I can see two ways to do this.
1) Rules in your network.
You can redirect any traffic destined for 0.0.0.0/0 port TCP/UDP 53, and from customers subscribing to your filtered service, to the opendns server.
2) Rules in your routers
Set the default policy to drop
Rule 1 - LAN port 1-52 TCP/UDP ACCEPT
Rule 2 - LAN port 54-65535 TCP/UDP ACCEPT
Rule 3 - LAN port 53 TCP/UDP destination ip address x.x.x.x ACCEPT
This would effectively drop everything except non-dns traffic and dns traffic destined for the approved ip address.
We use DHCP so with a bit more thinking i reckon we could do it in a way where all dns traffic destined for outside ip addresses is dropped, but still allow the router itself to dns relay to the dns server addresses defined in the DHCP process, because there are two seperate packets there.

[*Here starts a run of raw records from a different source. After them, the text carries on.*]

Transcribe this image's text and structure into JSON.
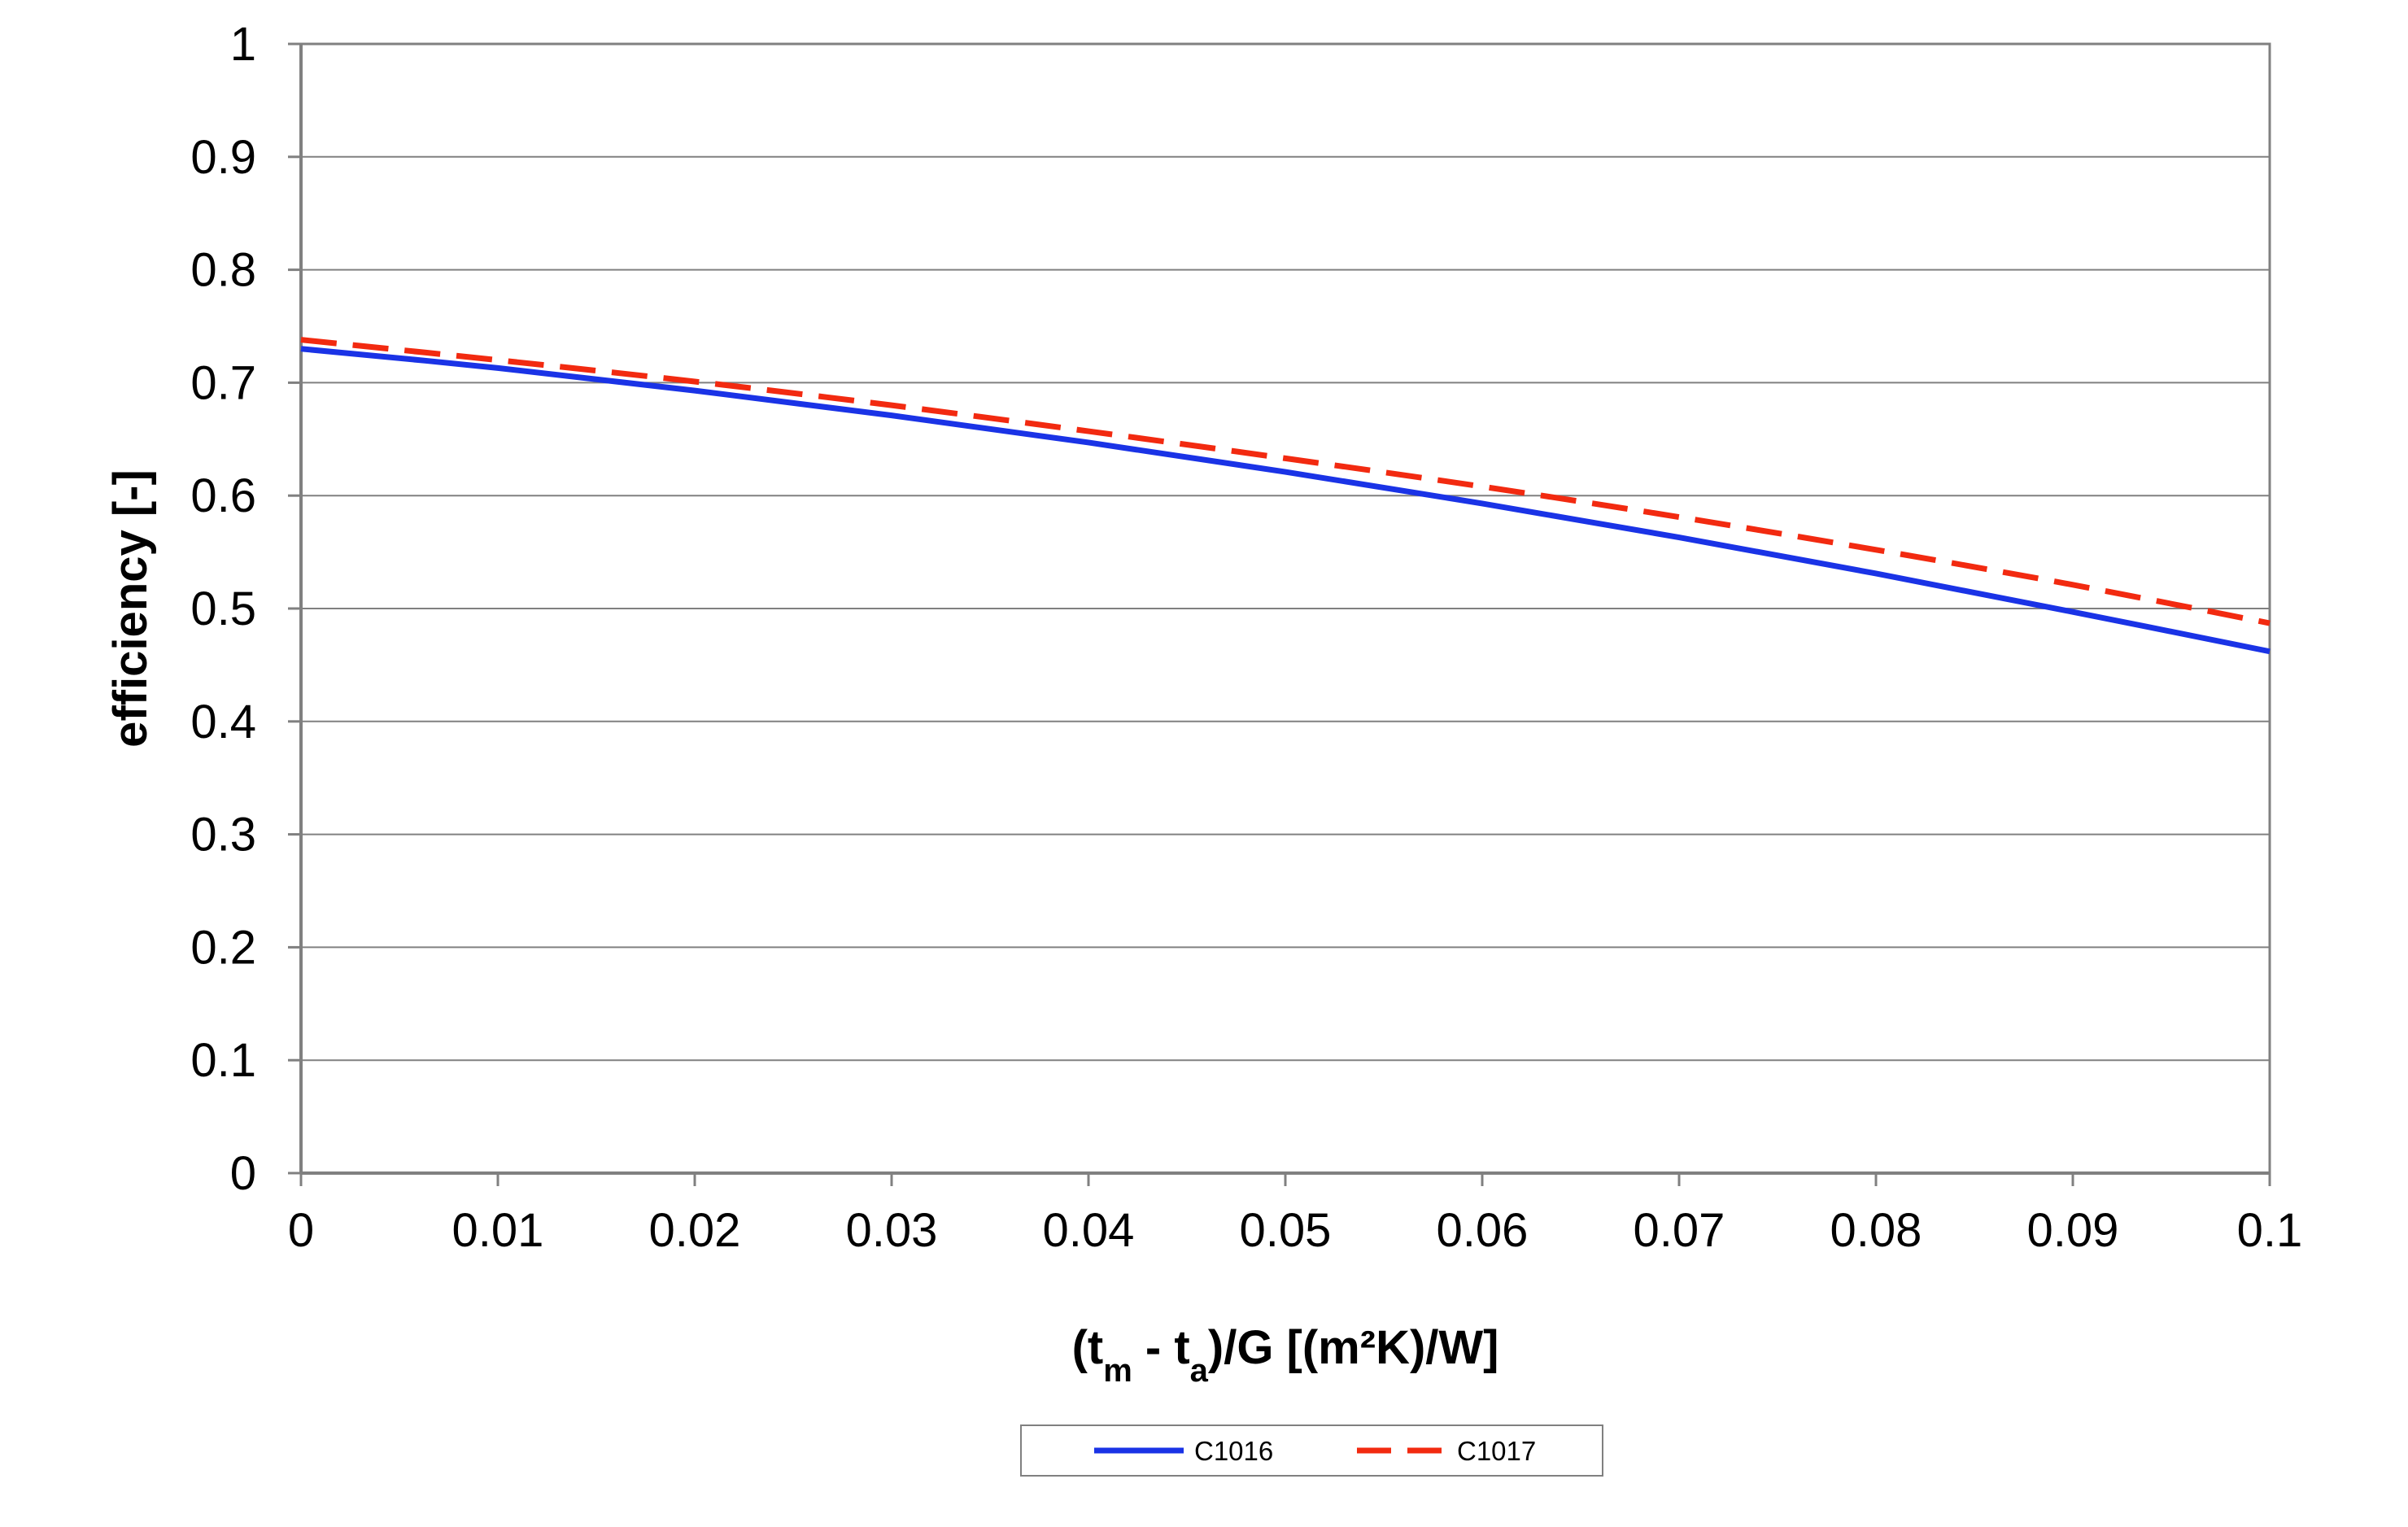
{
  "chart_data": {
    "type": "line",
    "xlabel": {
      "open": "(t",
      "sub1": "m",
      "mid": " - t",
      "sub2": "a",
      "close": ")/G [(m²K)/W]"
    },
    "ylabel": "efficiency [-]",
    "xlim": [
      0,
      0.1
    ],
    "ylim": [
      0,
      1
    ],
    "x_ticks": [
      "0",
      "0.01",
      "0.02",
      "0.03",
      "0.04",
      "0.05",
      "0.06",
      "0.07",
      "0.08",
      "0.09",
      "0.1"
    ],
    "y_ticks": [
      "0",
      "0.1",
      "0.2",
      "0.3",
      "0.4",
      "0.5",
      "0.6",
      "0.7",
      "0.8",
      "0.9",
      "1"
    ],
    "grid": "horizontal",
    "legend_position": "bottom-center",
    "x": [
      0,
      0.01,
      0.02,
      0.03,
      0.04,
      0.05,
      0.06,
      0.07,
      0.08,
      0.09,
      0.1
    ],
    "series": [
      {
        "name": "C1016",
        "color": "#1a33e6",
        "style": "solid",
        "values": [
          0.73,
          0.713,
          0.693,
          0.671,
          0.647,
          0.621,
          0.593,
          0.563,
          0.531,
          0.497,
          0.462
        ]
      },
      {
        "name": "C1017",
        "color": "#f22a10",
        "style": "dashed",
        "values": [
          0.738,
          0.72,
          0.701,
          0.68,
          0.657,
          0.633,
          0.608,
          0.581,
          0.552,
          0.521,
          0.487
        ]
      }
    ]
  }
}
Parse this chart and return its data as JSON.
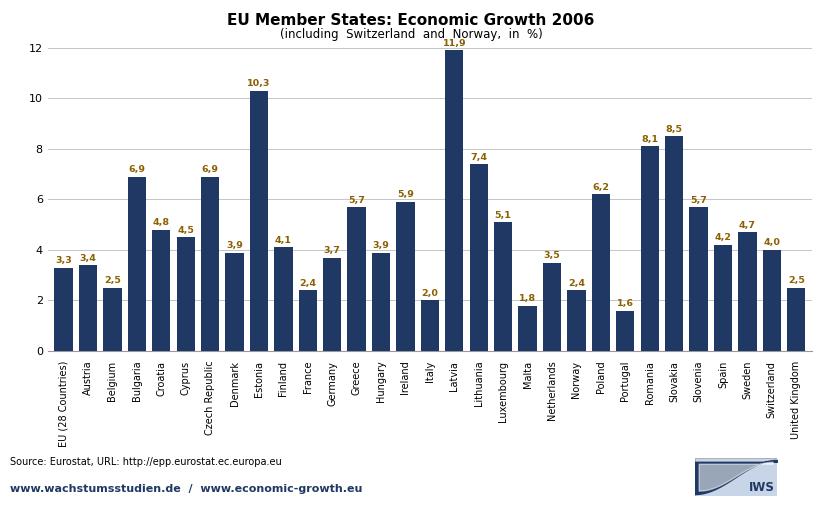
{
  "title": "EU Member States: Economic Growth 2006",
  "subtitle": "(including  Switzerland  and  Norway,  in  %)",
  "categories": [
    "EU (28 Countries)",
    "Austria",
    "Belgium",
    "Bulgaria",
    "Croatia",
    "Cyprus",
    "Czech Republic",
    "Denmark",
    "Estonia",
    "Finland",
    "France",
    "Germany",
    "Greece",
    "Hungary",
    "Ireland",
    "Italy",
    "Latvia",
    "Lithuania",
    "Luxembourg",
    "Malta",
    "Netherlands",
    "Norway",
    "Poland",
    "Portugal",
    "Romania",
    "Slovakia",
    "Slovenia",
    "Spain",
    "Sweden",
    "Switzerland",
    "United Kingdom"
  ],
  "values": [
    3.3,
    3.4,
    2.5,
    6.9,
    4.8,
    4.5,
    6.9,
    3.9,
    10.3,
    4.1,
    2.4,
    3.7,
    5.7,
    3.9,
    5.9,
    2.0,
    11.9,
    7.4,
    5.1,
    1.8,
    3.5,
    2.4,
    6.2,
    1.6,
    8.1,
    8.5,
    5.7,
    4.2,
    4.7,
    4.0,
    2.5
  ],
  "bar_color": "#1F3864",
  "label_color": "#8B6000",
  "ylim": [
    0,
    12
  ],
  "yticks": [
    0,
    2,
    4,
    6,
    8,
    10,
    12
  ],
  "grid_color": "#BBBBBB",
  "bg_color": "#FFFFFF",
  "source_text": "Source: Eurostat, URL: http://epp.eurostat.ec.europa.eu",
  "footer_left": "www.wachstumsstudien.de  /  www.economic-growth.eu",
  "title_fontsize": 11,
  "subtitle_fontsize": 8.5,
  "label_fontsize": 6.8,
  "tick_label_fontsize": 7,
  "ytick_fontsize": 8,
  "source_fontsize": 7,
  "footer_fontsize": 8
}
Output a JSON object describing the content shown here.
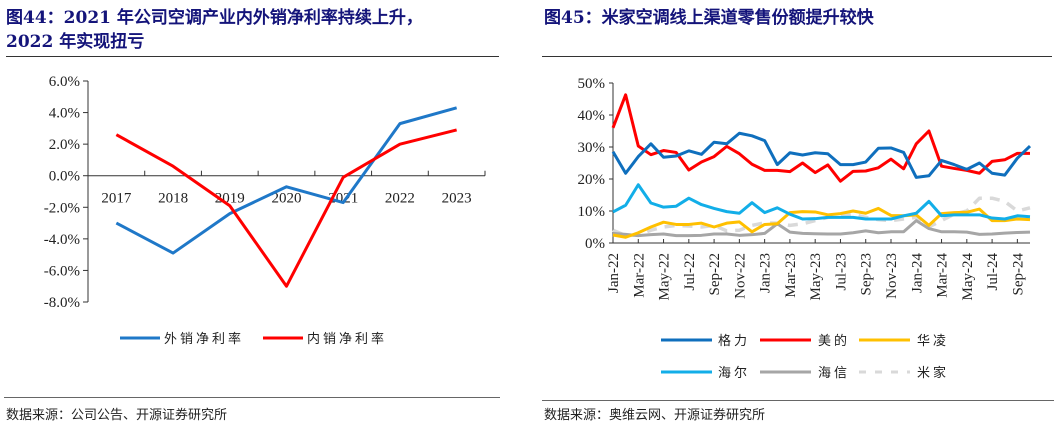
{
  "left": {
    "title_line1": "图44：2021  年公司空调产业内外销净利率持续上升，",
    "title_line2": "2022 年实现扭亏",
    "source": "数据来源：公司公告、开源证券研究所"
  },
  "right": {
    "title": "图45：米家空调线上渠道零售份额提升较快",
    "source": "数据来源：奥维云网、开源证券研究所"
  },
  "chart_data": [
    {
      "type": "line",
      "categories": [
        "2017",
        "2018",
        "2019",
        "2020",
        "2021",
        "2022",
        "2023"
      ],
      "ylim": [
        -8,
        6
      ],
      "yticks": [
        "6.0%",
        "4.0%",
        "2.0%",
        "0.0%",
        "-2.0%",
        "-4.0%",
        "-6.0%",
        "-8.0%"
      ],
      "ytick_values": [
        6,
        4,
        2,
        0,
        -2,
        -4,
        -6,
        -8
      ],
      "legend_position": "bottom",
      "series": [
        {
          "name": "外销净利率",
          "color": "#1f78c8",
          "values": [
            -3.0,
            -4.9,
            -2.4,
            -0.7,
            -1.7,
            3.3,
            4.3
          ]
        },
        {
          "name": "内销净利率",
          "color": "#ff0000",
          "values": [
            2.6,
            0.6,
            -1.9,
            -7.0,
            -0.1,
            2.0,
            2.9
          ]
        }
      ]
    },
    {
      "type": "line",
      "x": [
        "Jan-22",
        "Feb-22",
        "Mar-22",
        "Apr-22",
        "May-22",
        "Jun-22",
        "Jul-22",
        "Aug-22",
        "Sep-22",
        "Oct-22",
        "Nov-22",
        "Dec-22",
        "Jan-23",
        "Feb-23",
        "Mar-23",
        "Apr-23",
        "May-23",
        "Jun-23",
        "Jul-23",
        "Aug-23",
        "Sep-23",
        "Oct-23",
        "Nov-23",
        "Dec-23",
        "Jan-24",
        "Feb-24",
        "Mar-24",
        "Apr-24",
        "May-24",
        "Jun-24",
        "Jul-24",
        "Aug-24",
        "Sep-24",
        "Oct-24"
      ],
      "xtick_labels": [
        "Jan-22",
        "Mar-22",
        "May-22",
        "Jul-22",
        "Sep-22",
        "Nov-22",
        "Jan-23",
        "Mar-23",
        "May-23",
        "Jul-23",
        "Sep-23",
        "Nov-23",
        "Jan-24",
        "Mar-24",
        "May-24",
        "Jul-24",
        "Sep-24"
      ],
      "ylim": [
        0,
        50
      ],
      "yticks": [
        "50%",
        "40%",
        "30%",
        "20%",
        "10%",
        "0%"
      ],
      "ytick_values": [
        50,
        40,
        30,
        20,
        10,
        0
      ],
      "legend_position": "bottom",
      "series": [
        {
          "name": "格力",
          "color": "#0f6fbd",
          "dash": false,
          "values": [
            28.5,
            21.8,
            27,
            31,
            26.8,
            27.2,
            28.8,
            27.7,
            31.5,
            31,
            34.3,
            33.5,
            32,
            24.5,
            28.2,
            27.5,
            28.2,
            27.9,
            24.5,
            24.5,
            25.3,
            29.6,
            29.7,
            28.3,
            20.5,
            21,
            25.8,
            24.5,
            23,
            25,
            21.8,
            21.2,
            26.5,
            30.3
          ]
        },
        {
          "name": "美的",
          "color": "#ff0000",
          "dash": false,
          "values": [
            36,
            46.3,
            30.3,
            27.6,
            28.9,
            28.3,
            22.8,
            25.3,
            27,
            30.2,
            27.9,
            24.6,
            22.7,
            22.7,
            22.3,
            25,
            22,
            24.4,
            19.3,
            22.4,
            22.5,
            23.5,
            26.2,
            23.2,
            31,
            35,
            24,
            23.3,
            22.7,
            21.8,
            25.5,
            26,
            28,
            28
          ]
        },
        {
          "name": "华凌",
          "color": "#ffc000",
          "dash": false,
          "values": [
            2.5,
            1.8,
            3.2,
            5,
            6.5,
            5.8,
            5.8,
            6.2,
            5,
            6.2,
            6.6,
            3.5,
            5.8,
            6,
            9.5,
            9.8,
            9.7,
            8.8,
            9.2,
            10,
            9.3,
            10.8,
            8.6,
            8.5,
            8.8,
            5.5,
            9.2,
            9.5,
            9.6,
            10.6,
            7,
            7,
            7.5,
            7.3
          ]
        },
        {
          "name": "海尔",
          "color": "#12aee8",
          "dash": false,
          "values": [
            9.7,
            11.8,
            18.2,
            12.5,
            11.2,
            11.5,
            14,
            12,
            10.8,
            9.8,
            9.3,
            12.6,
            9.5,
            11,
            9,
            7.5,
            7.6,
            8,
            8,
            8,
            7.5,
            7.5,
            7.5,
            8.5,
            9.3,
            13,
            8.5,
            8.8,
            8.8,
            8.8,
            7.8,
            7.5,
            8.5,
            8.2
          ]
        },
        {
          "name": "海信",
          "color": "#a6a6a6",
          "dash": false,
          "values": [
            3,
            2.7,
            2.3,
            2.6,
            2.8,
            2.3,
            2.3,
            2.4,
            2.8,
            2.8,
            2.4,
            2.6,
            3,
            6,
            3.4,
            3,
            2.9,
            2.8,
            2.8,
            3.2,
            3.8,
            3.2,
            3.5,
            3.5,
            7,
            4.5,
            3.5,
            3.5,
            3.4,
            2.7,
            2.8,
            3.1,
            3.3,
            3.4
          ]
        },
        {
          "name": "米家",
          "color": "#d9d9d9",
          "dash": true,
          "values": [
            4,
            2.3,
            2.5,
            4,
            5,
            5.5,
            5.3,
            5,
            5.5,
            3.8,
            4,
            5.5,
            6.3,
            6.2,
            5.5,
            6,
            7,
            8,
            8.5,
            9,
            8,
            7.3,
            7,
            7.5,
            8,
            5,
            7,
            9,
            10,
            14,
            14,
            13,
            10,
            11
          ]
        }
      ]
    }
  ]
}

1) A packet comes in from the LAN and if addressed to the router it should be allowed, but if addressed to an outside ip address it should be dropped.
2) The dns service inside the router re-creates a totally new packet which with the router being the source, it should be allowed to still talk to an outside dns server since the new packet never came in the lan port.
The router of course will only relay to the dns server set by dhcp.
There are still two issues
1) customers would be able to access the router and change the firewall rules unless you block access, and they cant use another router
2) VPNs can bypass it
You cant really solve the VPNs but i would probably advise not allowing customer access (we dont) or the better way would be doing it in your network rather than at the customer site.